# Cherokee plow mounts



## KEC Maintaince (Jan 1, 2011)

Does Fisher or Boss make a plow/mount for a 1990 cherokee????
or is meyer the only one still making them with their

MeyerTMP 6.5
Meyer tm 6.5 

Moldboard Part # - MB TMP 6.5 POLY
11275 
Lift Frame - LIFT FRM 2-MTR EZ CLASS (10')
18062 
Mounting Carton - MTG JEEP XJ 4W 82-96
15988 
Hyraulic Carton - HYD E58H PA 12V 1.5X10 PGRP
07550 
Light Carton - LIGHT SET NITE SABER 2


----------



## MLG (Nov 19, 2000)

You could consider fabricating a plow mount, or adapting a standard Meyer or other plow frame to fit your vehicle. I've fabricated custom plow mounts in the past. They are fun, but also take a lot of work. However, the guy who made the plow mount for my cherokee took a different approach that I hadn't seen before. It was a much simpler fabrication method and really a stoke of genious in terms of simplicity as I looked it over. 

What he did was take a bunch of steel plates about 3/8" thick x 3" x 8" and welded them together in an overlapping fashion to make the main arms that join the lower frame (the angle Iron part with the U shaped items that the plow attaches to) to the upper part which was some channel iron attached to the sides of the frame (behind the bumper). Then he just re-pourposed the standard Meyer horseshoe shaped upper surround that Meyer has been making for years. That part could have come off any Meyer plow built in the 70's and 80's. But using the plates I thought was a genious idea. It allowed him to overlap the plates and clamp them together as needed and then he just welded them together. It must have saved him many, many hours of fabrication time. As for strength, the Jeep has been used for plowing snow for many years. It's plenty strong.

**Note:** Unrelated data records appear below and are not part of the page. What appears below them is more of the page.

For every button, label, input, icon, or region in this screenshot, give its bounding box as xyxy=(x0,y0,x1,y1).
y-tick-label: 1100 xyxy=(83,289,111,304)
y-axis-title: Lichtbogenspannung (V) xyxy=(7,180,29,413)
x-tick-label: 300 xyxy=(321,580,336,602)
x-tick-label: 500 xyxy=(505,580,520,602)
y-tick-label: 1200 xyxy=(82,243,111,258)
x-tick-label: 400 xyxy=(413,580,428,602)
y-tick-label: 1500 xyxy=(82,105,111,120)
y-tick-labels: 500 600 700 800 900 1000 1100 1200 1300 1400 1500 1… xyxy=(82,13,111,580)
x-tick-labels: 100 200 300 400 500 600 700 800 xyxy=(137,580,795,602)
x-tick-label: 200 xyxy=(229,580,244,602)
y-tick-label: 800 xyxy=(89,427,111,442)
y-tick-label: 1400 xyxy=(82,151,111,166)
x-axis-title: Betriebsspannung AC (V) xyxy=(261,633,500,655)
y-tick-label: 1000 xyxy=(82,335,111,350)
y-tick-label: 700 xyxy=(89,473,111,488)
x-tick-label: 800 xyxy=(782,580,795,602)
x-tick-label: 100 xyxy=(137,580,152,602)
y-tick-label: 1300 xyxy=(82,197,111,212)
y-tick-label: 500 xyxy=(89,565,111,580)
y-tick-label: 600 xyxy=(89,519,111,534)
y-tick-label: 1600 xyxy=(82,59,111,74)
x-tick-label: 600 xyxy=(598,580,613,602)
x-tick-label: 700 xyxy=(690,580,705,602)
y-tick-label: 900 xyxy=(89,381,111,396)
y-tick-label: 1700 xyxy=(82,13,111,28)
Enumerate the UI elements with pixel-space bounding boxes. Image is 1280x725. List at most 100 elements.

Just thought I'd pass the tip along. If you can't find the mount you are looking for, this might be a viable way to go. Good luck.


----------



## theplowmeister (Nov 14, 2006)

Yes fisher makes plow mounts for all trucks made i the last 40 years


----------



## theplowmeister (Nov 14, 2006)

No fisher stopped making that plow mount.


----------



## Mems (Dec 19, 2009)

I am on my way to making a "better" plow mount than I currently have due to wanting more ground clearance. I have a meyer and I used an old style YJ plow frame and custom made some mounting "tabs" to the frame up front and then it sections back under the axle and then ties into the lower control mount. The pump is located on the standard upper mount with the lights and that is has been mounted to two flat pieces of 1/2" stock and mounted where one would normally put a winch mount.

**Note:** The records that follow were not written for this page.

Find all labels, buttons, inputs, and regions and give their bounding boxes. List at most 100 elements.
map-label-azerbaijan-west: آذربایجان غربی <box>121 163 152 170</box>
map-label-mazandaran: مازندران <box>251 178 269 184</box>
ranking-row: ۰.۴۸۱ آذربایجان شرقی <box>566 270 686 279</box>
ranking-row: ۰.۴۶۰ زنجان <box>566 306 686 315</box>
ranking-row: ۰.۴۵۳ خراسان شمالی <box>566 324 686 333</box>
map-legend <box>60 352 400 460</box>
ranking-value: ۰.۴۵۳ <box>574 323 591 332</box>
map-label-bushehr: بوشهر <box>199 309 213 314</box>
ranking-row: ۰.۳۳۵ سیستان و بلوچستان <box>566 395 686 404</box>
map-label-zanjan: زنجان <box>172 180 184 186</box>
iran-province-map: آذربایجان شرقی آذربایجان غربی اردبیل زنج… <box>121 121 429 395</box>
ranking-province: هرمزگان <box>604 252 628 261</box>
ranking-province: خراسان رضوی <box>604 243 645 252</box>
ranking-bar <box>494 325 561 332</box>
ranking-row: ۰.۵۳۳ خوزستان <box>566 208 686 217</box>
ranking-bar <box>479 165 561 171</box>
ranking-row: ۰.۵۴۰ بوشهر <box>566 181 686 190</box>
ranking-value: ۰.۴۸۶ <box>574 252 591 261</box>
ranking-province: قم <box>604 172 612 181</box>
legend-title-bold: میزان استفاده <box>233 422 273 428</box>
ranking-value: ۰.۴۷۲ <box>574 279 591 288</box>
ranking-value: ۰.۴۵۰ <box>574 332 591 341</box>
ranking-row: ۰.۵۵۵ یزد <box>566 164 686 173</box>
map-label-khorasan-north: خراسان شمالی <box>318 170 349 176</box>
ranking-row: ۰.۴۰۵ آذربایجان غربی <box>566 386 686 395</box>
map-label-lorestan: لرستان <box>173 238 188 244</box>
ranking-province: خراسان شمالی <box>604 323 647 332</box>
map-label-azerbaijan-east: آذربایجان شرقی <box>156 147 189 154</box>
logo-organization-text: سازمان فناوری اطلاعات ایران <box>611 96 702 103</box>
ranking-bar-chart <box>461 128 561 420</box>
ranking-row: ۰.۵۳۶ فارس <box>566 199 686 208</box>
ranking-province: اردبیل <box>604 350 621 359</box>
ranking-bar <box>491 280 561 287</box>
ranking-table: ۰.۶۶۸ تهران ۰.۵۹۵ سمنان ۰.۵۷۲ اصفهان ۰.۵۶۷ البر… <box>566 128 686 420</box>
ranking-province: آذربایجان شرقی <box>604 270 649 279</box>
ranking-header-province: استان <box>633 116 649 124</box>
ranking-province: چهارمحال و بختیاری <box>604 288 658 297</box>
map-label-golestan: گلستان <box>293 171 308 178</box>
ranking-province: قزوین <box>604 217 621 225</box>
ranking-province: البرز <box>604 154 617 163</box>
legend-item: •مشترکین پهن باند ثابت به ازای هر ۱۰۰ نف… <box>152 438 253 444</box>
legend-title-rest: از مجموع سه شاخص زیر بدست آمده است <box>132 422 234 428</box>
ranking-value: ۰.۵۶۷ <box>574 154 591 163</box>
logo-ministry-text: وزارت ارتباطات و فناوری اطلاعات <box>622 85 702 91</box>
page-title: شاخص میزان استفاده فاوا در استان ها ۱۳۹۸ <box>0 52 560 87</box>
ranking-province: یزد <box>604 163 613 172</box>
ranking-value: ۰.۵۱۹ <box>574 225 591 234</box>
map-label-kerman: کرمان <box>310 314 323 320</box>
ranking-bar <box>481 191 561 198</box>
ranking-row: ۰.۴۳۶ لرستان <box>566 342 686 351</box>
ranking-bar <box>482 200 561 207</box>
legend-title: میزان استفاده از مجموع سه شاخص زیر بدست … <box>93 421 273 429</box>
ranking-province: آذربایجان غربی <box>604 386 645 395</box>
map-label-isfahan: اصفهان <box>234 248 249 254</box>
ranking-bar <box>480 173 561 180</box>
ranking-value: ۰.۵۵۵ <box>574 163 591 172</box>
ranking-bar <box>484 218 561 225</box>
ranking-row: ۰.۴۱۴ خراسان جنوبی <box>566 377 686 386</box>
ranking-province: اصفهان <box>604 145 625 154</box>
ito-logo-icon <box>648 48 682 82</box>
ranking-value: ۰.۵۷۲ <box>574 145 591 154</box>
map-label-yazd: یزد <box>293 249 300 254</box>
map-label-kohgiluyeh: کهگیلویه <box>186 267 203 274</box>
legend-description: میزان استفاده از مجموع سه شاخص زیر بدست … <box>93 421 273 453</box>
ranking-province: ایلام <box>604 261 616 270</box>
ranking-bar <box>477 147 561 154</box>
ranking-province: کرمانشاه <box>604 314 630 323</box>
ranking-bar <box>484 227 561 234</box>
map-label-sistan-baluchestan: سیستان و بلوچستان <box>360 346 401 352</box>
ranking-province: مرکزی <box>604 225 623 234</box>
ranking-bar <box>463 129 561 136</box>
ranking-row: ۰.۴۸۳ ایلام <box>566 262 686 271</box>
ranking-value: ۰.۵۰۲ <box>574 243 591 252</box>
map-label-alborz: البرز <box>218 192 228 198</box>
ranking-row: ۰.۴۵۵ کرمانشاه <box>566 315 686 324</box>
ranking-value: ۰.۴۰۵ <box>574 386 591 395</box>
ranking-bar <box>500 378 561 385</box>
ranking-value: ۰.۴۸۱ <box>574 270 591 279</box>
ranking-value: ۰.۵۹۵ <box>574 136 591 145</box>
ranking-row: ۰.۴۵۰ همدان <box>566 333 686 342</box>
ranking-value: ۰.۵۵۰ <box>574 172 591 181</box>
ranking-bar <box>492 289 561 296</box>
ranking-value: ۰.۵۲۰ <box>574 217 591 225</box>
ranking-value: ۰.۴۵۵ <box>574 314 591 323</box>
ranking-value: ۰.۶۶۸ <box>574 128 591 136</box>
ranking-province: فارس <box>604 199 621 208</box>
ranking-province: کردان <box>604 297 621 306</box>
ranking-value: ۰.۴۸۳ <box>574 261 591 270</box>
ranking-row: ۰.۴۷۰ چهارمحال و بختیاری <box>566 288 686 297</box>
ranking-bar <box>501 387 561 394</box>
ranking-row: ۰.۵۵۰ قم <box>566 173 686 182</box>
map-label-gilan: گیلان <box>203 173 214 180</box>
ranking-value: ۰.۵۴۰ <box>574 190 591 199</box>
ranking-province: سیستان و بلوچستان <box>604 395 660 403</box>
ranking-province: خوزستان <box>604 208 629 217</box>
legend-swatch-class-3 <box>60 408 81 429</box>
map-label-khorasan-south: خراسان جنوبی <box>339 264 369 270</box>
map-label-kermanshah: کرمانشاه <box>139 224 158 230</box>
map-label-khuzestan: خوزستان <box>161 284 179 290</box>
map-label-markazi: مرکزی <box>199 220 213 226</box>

My new mount with be exactly the same for the top pump piece. The new lower will have two pieces of 1/2" thick sheet metal that will mount to the side of the frame and extend downward towards the ground. The sheet is 9" wide by 12"'s tall. There will be two of them extending downward from the frame on either side of the vehicle, on the outside of the frame. Mine would be a bit bigger due to the 4 inch lift I have in my jeep. I will then weld in a piece of 2x4 that is 3/16 between the two pieces. This is be the mounting point for my meyer bracket where the plow fingers slip into. I will bolt on this meyer mounting bracket so that I can remove it one day if this doesnt work out but i dont see how it wont. This will allow me a little better articulation under the axle due to not having anything under it plus a little less weight. This mount will be just as low but I have thoughts of using large "pins" from Tractor supply to mount and dismount the meyer mount to the frame. Ill be working on this today and hope to have it up and running within the next few days. Ill post pics.


----------



## MLG (Nov 19, 2000)

Yeah, that sounds like it'll be pretty rugged.


----------